Хайдеггер на это возражает: несокрытостью сущее отличается не только тогда, когда оно правильно познается. Несокрытость «совершается» и в некотором более изначальном смысле слова, и лишь благодаря такому совершению и становится возможным, чтобы сущее было несокрытым и правильно познавалось. Сокрытость же, соответствующая такой изначальной несокрытости, — это не заблуждение, она изначально принадлежит самому бытию. Природа любит скрываться (Гераклит[115]), и это характеризует природу не только со стороны ее познаваемости, но и по ее бытию. Природе свойственно восходить к свету и скрываться в темноте, цветок раскрывается навстречу солнцу и уходит корнями своими в глубь земли. Хайдеггер говорит о прореживании бытия: только такая прореженность, поляна среди бытия, и есть место, где сущее может познаваться как раз-веданное, познаваться в своей несокрытости. Если сущее выходит в конкретность своего существования, в свое «здесь», то это, очевидно, уже предполагает существование открытости, в которой может совершиться такое «здесь». А при этом так же ясно, что такая открытость не может существовать без того, чтобы в ней не показывалось на свет сущее, то есть без того, чтобы не было открытого, которое займет эту открытость. Несомненно, замысловатое отношение. И еще более замысловато то, что именно в этом «здесь», где показывается сущее, выступает и сокрытость бытия. Явностью этого «здесь» делается возможным правильное познание. Сущее, выходящее наружу из несокрытости, выступает для того, кто его замечает. И тем не менее здесь нет никакой произвольности в раз-ведывании, ничто никем не восхищается, ничто никем не вырывается из своей сокрытости. Напротив, все подобное становится возможным лишь благодаря тому, что и раскрытие и сокрытие суть совершения самого бытия. Мы можем это понять, коль скоро усвоили понимание сущности художественного творения. В нем царит явное напряжение между восходом и заходом, скрыванием, и это напряжение составляет самую сущность творения. Натяжение это и определяет уровень художественного творения, его облика и склада, оно и порождает блеск, каким затмевает творение все находящееся рядом с ним и вокруг него. Истина творения, его смысл не лежит на дороге, его смысл — неисчерпаемая глубина. Так что по своему существу художественное творение есть спор мира и земли, восхода и захода, замыкания.

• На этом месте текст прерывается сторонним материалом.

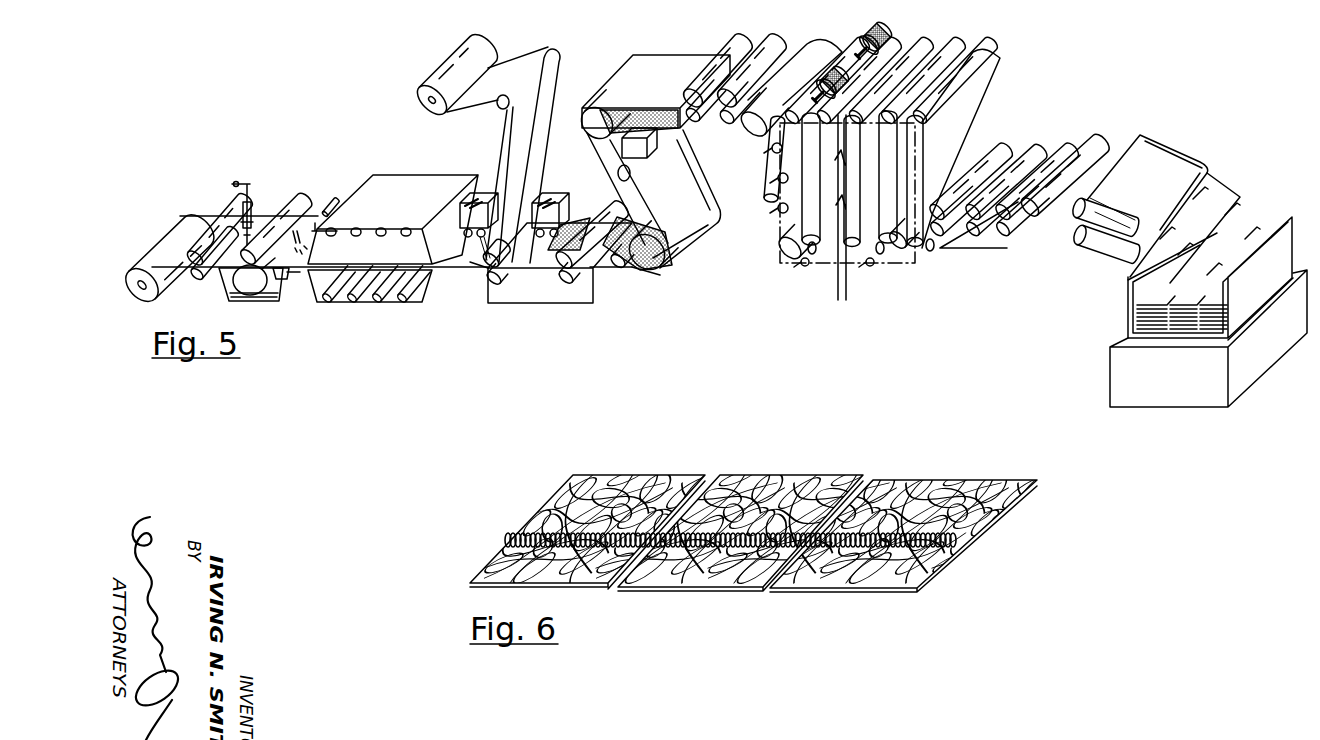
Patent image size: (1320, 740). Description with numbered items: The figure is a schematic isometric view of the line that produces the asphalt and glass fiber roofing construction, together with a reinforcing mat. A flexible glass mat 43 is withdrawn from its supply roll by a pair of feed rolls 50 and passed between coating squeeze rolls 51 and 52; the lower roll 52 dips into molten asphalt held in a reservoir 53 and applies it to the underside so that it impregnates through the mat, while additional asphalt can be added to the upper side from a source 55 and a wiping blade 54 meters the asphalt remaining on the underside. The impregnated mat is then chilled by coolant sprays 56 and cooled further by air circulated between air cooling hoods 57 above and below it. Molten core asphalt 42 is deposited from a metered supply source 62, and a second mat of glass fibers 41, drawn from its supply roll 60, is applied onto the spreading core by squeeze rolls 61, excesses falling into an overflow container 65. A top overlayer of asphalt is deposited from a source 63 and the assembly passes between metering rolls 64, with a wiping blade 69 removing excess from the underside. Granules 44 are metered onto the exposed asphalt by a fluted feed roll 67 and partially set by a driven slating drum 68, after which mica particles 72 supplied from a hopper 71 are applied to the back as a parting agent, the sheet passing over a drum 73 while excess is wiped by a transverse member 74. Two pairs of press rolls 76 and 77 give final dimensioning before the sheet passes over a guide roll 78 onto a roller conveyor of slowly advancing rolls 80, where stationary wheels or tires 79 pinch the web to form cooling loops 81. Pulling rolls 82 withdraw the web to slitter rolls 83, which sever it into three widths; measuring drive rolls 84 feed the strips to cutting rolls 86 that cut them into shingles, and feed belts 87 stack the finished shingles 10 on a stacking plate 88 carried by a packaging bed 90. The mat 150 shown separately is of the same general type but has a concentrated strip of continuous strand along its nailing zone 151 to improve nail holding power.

In FIG. 5, the laminated product 10 is at (1233, 177).
In FIG. 5, the mat of glass fibers 41 is at (503, 138).
In FIG. 5, the molten asphalt 42 is at (476, 272).
In FIG. 5, the flexible glass mat 43 is at (130, 294).
In FIG. 5, the granules 44 is at (645, 274).
In FIG. 5, the feed rolls 50 is at (236, 198).
In FIG. 5, the coating squeeze roll 51 is at (290, 200).
In FIG. 5, the coating squeeze roll 52 is at (240, 287).
In FIG. 5, the reservoir 53 is at (258, 303).
In FIG. 5, the wiping knife or blade 54 is at (306, 272).
In FIG. 5, the source of asphalt 55 is at (247, 185).
In FIG. 5, the sprays 56 is at (323, 200).
In FIG. 5, the air cooling hoods 57 is at (390, 178).
In FIG. 5, the supply roll 60 is at (502, 112).
In FIG. 5, the squeeze rolls 61 is at (520, 214).
In FIG. 5, the metered asphalt supply source 62 is at (472, 194).
In FIG. 5, the source of asphalt 63 is at (546, 194).
In FIG. 5, the metering rolls 64 is at (560, 284).
In FIG. 5, the overflow container 65 is at (492, 287).
In FIG. 5, the fluted feed roll 67 is at (620, 270).
In FIG. 5, the slating drum 68 is at (665, 252).
In FIG. 5, the wiping blade 69 is at (606, 272).
In FIG. 5, the hopper 71 is at (676, 120).
In FIG. 5, the mica particles 72 is at (626, 176).
In FIG. 5, the roll 73 is at (582, 122).
In FIG. 5, the transverse member 74 is at (620, 160).
In FIG. 5, the press rolls 76 is at (738, 52).
In FIG. 5, the press rolls 77 is at (778, 46).
In FIG. 5, the guide roll 78 is at (751, 139).
In FIG. 5, the wheels or tires 79 is at (860, 52).
In FIG. 5, the rolls 80 is at (810, 266).
In FIG. 5, the loops 81 is at (780, 210).
In FIG. 5, the pulling rolls 82 is at (931, 236).
In FIG. 5, the slitter rolls 83 is at (1044, 143).
In FIG. 5, the measuring drive rolls 84 is at (1072, 141).
In FIG. 5, the cutting rolls 86 is at (1112, 134).
In FIG. 5, the feed belts 87 is at (1178, 150).
In FIG. 5, the stacking plate 88 is at (1293, 216).
In FIG. 5, the packaging bed 90 is at (1110, 373).
In FIG. 6, the mat 150 is at (789, 471).
In FIG. 6, the nailing zone 151 is at (942, 568).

А то, что таким способом подтверждается в художественном творении, и составляет, по Хайдеггеру, сущность бытия вообще. Спор открытия и сокрытия — это не только истина творения, но истина всего сущего. Ибо истина как несокрытость всегда есть такое противостояние раскрытия и сокрытия. Одно немыслимо без другого. А это, очевидно, в свою очередь означает, что истина — это не просто присутствие сущего, так что стоит только правильно представлять, и истина предстанет для такого представления. Такое понятие несокрытости бытия предполагало бы как раз субъективность того здесь-бытия, которое представляет себе сущее. Если определять сущее лишь как предмет возможного представления, то это значит, что оно не правильно определено в своем бытии. К бытию сущего равным образом принадлежит и то, что оно отказывает нам в себе. Истина как несокрытость заключает в себе самой и обратное движение. Как говорит Хайдеггер, в бытии заключено нечто вроде. «враждебности присутствию». Каждый сам способен понять, что хотел сказать этим философ. Сущее предоставляет нам не только свою поверхность с привычными и узнаваемыми очертаниями, в нем есть и внутренняя глубина самостояния, как называет это Хайдеггер. Полная несокрытость сущего, полное опредмечивание всего (соответственно достигшему абсолютного совершенства представлению) означали бы, что самостояние сущего прервалось, — все сравнено, все обратилось в свою поверхность. Наступи такое полное опредмечивание, и никакое сущее не стояло бы уже в своем собственном бытии. И представилось бы во всем сущем лишь одно и то же — всякому сущему представился бы шанс быть полезным, иными словами, во всем проступила бы воля, овладевающая сущим. Однако, вопреки этому, каждое художественное творение учит нас тому, что есть нечто, что оказывает несокрушимое сопротивление такой воле к овладению всем — сопротивление не в смысле косного сопротивления намерениям нашей воли, а в том смысле, что на нас неодолимо напирает покоящееся в себе бытие. Так что сокрытость и замкнутость художественного творения — это залог и подтверждение универсального тезиса философии Хайдеггера: сущее, выглядывая в открытость присутствующего, в то же время утаивает само себя.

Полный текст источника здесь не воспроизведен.